America's dominating role in global food trade is ending.

While inevitable in many ways, it's hard to accept because leading is so ego-gratifying.

The latest sign is that Brazil exported more corn than the U.S. in the market year ended Aug. 31. That happened once before — in 2012 when U.S. production withered in drought.

This market year, Brazil's lead was bigger and it's likely to be permanent. That's partly because Brazil in late 2022 made a deal for its first sales of corn to China, the world's biggest buyer of it.

Farmer Tom Haag of Eden Valley, who is currently president of the National Corn Growers Association corn board, expressed some chagrin about the development during the Farmfest trade show near Redwood Falls last month.

"We have some competition down south, Brazil, who wants to take over as being the number one exporter of corn," Haag said. "That doesn't sit well with corn growers because we think here in the United States we are the ones who can grow the corn."

The displacement of U.S. agriculture by global competition is similar to what happened to the nation's consumer electronics and car industries in the 1970s, and to its steel and apparel sectors in the 1980s. In all those cases, other countries used cheap prices to overtake the U.S., then grow and become more innovative competitors.

For any country, the way to go from poverty to wealth is to make or grow more than you need — and sell the excess. The American economy got started because of surpluses of things that grow in the ground, first tobacco, then wheat and oats. For the last century, corn and soybeans dominated.

The U.S. remains the top producer of many farm goods. But on the global market, it long ago lost the lead in wheat exports to the European Union and Russia. It lost the soybean export crown to Brazil about a decade ago. Brazil is also a rising power in cotton, expected to soon surpass the U.S. in exports, too.

The U.S. is also the world's biggest economy and likely to remain so. But the development of other countries has always meant the U.S. would cede some of its economic standing. In the 1960s, the U.S. accounted for about 40% of the world's economic output; today it's a bit more than 20%.

While that erosion causes some pangs, or worse causes some people to turn protectionist, the growing prosperity of people in other countries is ultimately good for Americans.

Brazilian leaders in the 1960s poured money and people into provinces away from the coasts in the belief that producing a broad array of agricultural goods — not just tropical products like coffee, cacao and sugar — would make the country rich.

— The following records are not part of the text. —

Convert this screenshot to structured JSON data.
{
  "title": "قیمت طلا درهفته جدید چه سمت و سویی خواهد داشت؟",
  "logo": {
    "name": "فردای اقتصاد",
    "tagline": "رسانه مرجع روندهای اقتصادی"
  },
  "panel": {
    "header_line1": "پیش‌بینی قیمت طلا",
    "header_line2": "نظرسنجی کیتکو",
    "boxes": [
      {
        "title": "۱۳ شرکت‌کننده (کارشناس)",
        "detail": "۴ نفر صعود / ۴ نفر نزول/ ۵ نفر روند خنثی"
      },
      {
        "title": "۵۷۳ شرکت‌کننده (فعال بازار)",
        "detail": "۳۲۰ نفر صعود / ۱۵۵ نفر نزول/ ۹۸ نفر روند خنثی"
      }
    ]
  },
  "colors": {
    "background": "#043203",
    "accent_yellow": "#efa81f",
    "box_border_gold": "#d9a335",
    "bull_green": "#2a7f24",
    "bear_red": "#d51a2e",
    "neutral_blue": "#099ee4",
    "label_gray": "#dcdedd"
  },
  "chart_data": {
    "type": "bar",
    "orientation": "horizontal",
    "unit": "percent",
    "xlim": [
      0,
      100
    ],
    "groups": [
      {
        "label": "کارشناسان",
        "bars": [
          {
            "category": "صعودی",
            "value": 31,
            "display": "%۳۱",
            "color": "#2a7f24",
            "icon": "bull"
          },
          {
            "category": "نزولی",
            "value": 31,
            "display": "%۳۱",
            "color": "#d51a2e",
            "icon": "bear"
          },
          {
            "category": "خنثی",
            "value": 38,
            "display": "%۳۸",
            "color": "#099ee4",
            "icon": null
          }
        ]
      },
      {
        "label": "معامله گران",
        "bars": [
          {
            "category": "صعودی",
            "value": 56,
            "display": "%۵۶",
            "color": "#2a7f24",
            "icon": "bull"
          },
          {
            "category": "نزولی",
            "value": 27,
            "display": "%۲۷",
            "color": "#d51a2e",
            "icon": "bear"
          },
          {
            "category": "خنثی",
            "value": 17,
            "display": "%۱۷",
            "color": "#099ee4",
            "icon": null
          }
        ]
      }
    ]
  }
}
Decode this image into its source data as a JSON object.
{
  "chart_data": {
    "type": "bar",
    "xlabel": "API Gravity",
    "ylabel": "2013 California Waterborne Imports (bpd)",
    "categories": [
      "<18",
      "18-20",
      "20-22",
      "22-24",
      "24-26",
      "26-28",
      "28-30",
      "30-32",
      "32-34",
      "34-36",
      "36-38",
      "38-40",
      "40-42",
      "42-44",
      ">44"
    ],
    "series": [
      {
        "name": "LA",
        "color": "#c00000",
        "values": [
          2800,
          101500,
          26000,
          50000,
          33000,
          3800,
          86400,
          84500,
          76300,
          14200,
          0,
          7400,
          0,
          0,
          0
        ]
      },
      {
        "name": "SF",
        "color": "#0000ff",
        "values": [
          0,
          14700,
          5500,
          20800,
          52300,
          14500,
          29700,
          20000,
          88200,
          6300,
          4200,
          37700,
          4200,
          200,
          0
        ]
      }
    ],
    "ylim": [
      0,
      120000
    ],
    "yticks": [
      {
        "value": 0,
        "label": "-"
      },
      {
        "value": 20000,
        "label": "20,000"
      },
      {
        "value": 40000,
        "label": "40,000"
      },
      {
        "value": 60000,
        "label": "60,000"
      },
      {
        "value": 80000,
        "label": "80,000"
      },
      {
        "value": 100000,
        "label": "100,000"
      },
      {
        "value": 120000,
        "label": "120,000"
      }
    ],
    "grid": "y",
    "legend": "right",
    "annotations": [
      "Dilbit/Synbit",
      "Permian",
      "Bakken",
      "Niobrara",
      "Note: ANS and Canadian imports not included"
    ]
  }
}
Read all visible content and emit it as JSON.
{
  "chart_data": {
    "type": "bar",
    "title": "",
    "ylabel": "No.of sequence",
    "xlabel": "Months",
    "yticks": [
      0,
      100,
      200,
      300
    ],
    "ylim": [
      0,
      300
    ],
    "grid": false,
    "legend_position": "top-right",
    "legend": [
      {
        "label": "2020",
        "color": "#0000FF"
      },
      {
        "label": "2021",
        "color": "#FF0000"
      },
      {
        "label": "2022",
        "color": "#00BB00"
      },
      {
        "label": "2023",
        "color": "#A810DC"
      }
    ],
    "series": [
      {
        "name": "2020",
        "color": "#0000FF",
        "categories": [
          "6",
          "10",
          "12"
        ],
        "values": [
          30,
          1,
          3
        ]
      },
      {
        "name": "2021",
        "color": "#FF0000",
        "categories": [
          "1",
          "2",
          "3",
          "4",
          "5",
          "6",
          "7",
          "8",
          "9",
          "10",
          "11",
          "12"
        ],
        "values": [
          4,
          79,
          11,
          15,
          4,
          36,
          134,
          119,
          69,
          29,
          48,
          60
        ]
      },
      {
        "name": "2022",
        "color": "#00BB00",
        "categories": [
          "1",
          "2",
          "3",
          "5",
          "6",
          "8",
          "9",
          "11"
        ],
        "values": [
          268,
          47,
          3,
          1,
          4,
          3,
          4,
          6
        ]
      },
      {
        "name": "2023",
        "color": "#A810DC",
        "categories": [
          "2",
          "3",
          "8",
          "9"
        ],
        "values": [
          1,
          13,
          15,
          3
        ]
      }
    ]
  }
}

Today, Brazil is the second-largest food producer after the U.S. in the Western Hemisphere, and a top five producer globally for more than 30 crops, including corn and soybeans. It is the "B" in "BRICS," the grouping of fast-growing countries that have formed their own political bloc.

"You still hear about swings in the GDP or about poverty in Brazil, but agribusiness is in a pocket of the country where everything works just as well as in Minnesota," said Marc Muendler, an economist who specializes on Brazil at the University of California-San Diego.

Deforestation of the Amazon is an element in Brazil's agricultural development but not the biggest one. Muendler said, "Agribusiness in the interior has basically spilled its successes to the parts of the coastal area where they need it."

Most recently, that includes the northern coastal city of Sao Luis, where a still-new port terminal is saving time and money for exports.

Because agriculture has been so successful, Muendler said he senses some ambivalence among Brazilian leaders about rising up the traditional ladder of development to manufacturing and services.

"They say, 'Well, we can just be the food basket for the world. We have 9 billion people to feed. It's a good model,'" Muendler said. "That thinking shifts a bit with administrations. It shifts with the moves of the markets. But I think this is what will make Brazil thrive."

Meanwhile, the U.S. has done some things to hurt itself in global food trade. For two decades, Congress has not raised spending on the Market Access Program, or MAP, and the Foreign Market Development Program, or FMD. Both promote U.S. goods overseas and may get more help in the Farm Bill, which is expected to get its once-every-five-years update this fall.

"MAP and FMD has not been funded largely in the last couple of Farm Bills," Haag said. "We would like to see that increased to make sure our word is heard overseas."

When other countries retaliated on trade restrictions that the U.S. imposed in 2018, they hit agriculture hard. By 2019, the average tariff imposed on U.S. commodities was nearly 30%, up from around 8% before the trade war.

The U.S. is still negotiating to unwind those tariffs.